Worship Space. The vestry has begun discussing re-arranging our worship space, as they look to replace our current light fixtures which are a fire hazard. There are some practical reasons for re-arranging our worship space (getting folks closer to the Altar and the screens, improve the effectiveness of the sound system and get the choir out from behind the piano and organ). From the outside our church doesn’t look like the white clapboard church with a bell in the steeple of Christmas cards. Hallmark has done a good job of sticking that image in our minds. But if our church looks more like a Midas muffler shop on the outside, on the inside we’ve imitated a lay out we’d find in that Christmas card church or pretty much any Episcopal church build before the 1980’s. A center aisle, raised altar area (sanctuary) at one end separated from the pews (Nave) by an altar rail. Our current layout has everything but the altar rail. The Altar area with the Altar and platform, seating for ministers and choir at one end and the congregation at the other. While we don’t have an altar rail, for the most part we have a nice 10- 12 foot space between the two areas. This lay out fit our form of worship with the 1928 prayer book, reflecting a hierarchically ordered lay out – the ministers in the sanctuary and those ministered to in the nave. “In most Episcopal churches, the altar is clearly the focal point…the location of the altar reflects changing viewpoints on worship. A generation ago, almost all altars were against the far wall, and somewhat distant from worshipers: today they are often much closer to where people sit. The older pattern reflects an understanding of God as a Creator beyond human comprehension; the newer pattern reflects an understanding of God as one who draws near to us in love. In a world where we often feel dominated by distant and hostile forces, the knowledge that God comes near to us in love seems important” from Welcome to Sunday, C.L.Webber.   The 1979 Book of Common Prayer, noted that the ministers of the church were first lay persons, and the services (Liturgies) are reflective of this more active role of the laity in the life and worship of the church. However, most of our churches haven’t reflected this change in how the worship space is laid out. Holding our 9 a.m. service in the parish hall reflects this merging of what we are about in our liturgy and the physical layout of our worship space.

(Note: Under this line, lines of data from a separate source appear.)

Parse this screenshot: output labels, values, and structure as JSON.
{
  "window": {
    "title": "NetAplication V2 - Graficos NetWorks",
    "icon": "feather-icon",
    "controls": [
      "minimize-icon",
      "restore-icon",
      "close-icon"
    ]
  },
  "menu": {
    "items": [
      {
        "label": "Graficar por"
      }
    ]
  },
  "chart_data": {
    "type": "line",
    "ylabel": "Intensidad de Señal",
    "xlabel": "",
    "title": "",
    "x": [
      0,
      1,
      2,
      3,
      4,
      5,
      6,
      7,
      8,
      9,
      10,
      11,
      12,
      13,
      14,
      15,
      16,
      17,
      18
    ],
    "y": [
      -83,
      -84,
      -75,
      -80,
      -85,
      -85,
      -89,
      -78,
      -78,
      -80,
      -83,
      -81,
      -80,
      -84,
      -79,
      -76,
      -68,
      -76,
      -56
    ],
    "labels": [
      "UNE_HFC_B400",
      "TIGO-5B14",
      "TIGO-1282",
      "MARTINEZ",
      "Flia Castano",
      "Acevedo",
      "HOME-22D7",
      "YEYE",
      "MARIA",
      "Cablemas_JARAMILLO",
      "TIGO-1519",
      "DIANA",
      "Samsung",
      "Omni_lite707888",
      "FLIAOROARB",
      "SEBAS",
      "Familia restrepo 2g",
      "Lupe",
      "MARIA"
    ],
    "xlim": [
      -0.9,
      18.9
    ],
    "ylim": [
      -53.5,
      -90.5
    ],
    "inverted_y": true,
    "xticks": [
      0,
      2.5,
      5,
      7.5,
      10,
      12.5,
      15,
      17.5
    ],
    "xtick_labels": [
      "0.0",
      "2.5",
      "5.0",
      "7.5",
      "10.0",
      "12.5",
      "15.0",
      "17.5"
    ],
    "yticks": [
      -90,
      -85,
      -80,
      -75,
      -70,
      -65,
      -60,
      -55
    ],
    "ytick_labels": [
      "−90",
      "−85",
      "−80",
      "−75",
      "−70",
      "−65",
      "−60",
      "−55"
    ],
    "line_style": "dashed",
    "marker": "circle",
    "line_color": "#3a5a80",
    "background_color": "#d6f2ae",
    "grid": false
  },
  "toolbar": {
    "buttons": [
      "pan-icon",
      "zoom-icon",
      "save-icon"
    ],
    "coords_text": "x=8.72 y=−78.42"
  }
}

However at our 10:30 service our Rite II liturgy is much more inclusive than that of the 1928 BCP, but we are conducting the service in the old style layout with two distinct areas. Notice I said old rather than traditional. The earliest churches didn’t have separate areas for ministers and congregation, rather a single space around an altar. So as the vestry begins its discussions I would ask you to pray for them and to think about how our worship space is laid out? What does the division of space say about us, who has access to which parts and why? Are there divisions between clergy/ministers and laity, what is the theological implication of such divisions? “There is no change without anxiety. Given the lack of change in our liturgical places [church layout] over the last hundreds of years, a move towards a [different]…worship space is bound to create anxiety” As We Gather to Pray edited by M. L. Haskel & C. L. Morris.

advent-candles11All I want for Christmas. Yes I know this is the November newsletter, but Advent starts the last Sunday of November, so like Home Depot and Macy’s I’m start my Christmas message early. Given the average age of our congregation, I would hazard a guess that many of us are at that stage in our lives where when asked by family “what do you want for Christmas?” the answer is nothing, we already have what we need and any “wants” are more the stuff of day dreams than something that if we got it we’d really want. So if we don’t need anything how can we answer that question. Well ERD (Episcopal Relief & Development) has an answer, in the form of a Gifts for Life Advent Calendar program. Instead of getting something you’d put on a shelf in the closet, or worse cookies and candies which would then put you in the “need” of new cloths, ask folks to donate to ERD through St George’s. Or if you have folks who don’t need anything, donate in their name. If we reach donations of $750, ERD would be able to provide a Christmas Gift Package including: 1 Micro-credit Loan for women; 3 goats; Clean Water for 3 people; 3 care packages for Moms and newborns; and 100 trees. Jesus asks Peter three times “do you love Me…?” to which Peter replies “Yes” each time. Jesus then tells him and us – Feed my Lambs…Tend My sheep…Feed my Sheep. (John 21:15-17). Like, Peter if we love Jesus then we are to tend and feed his sheep.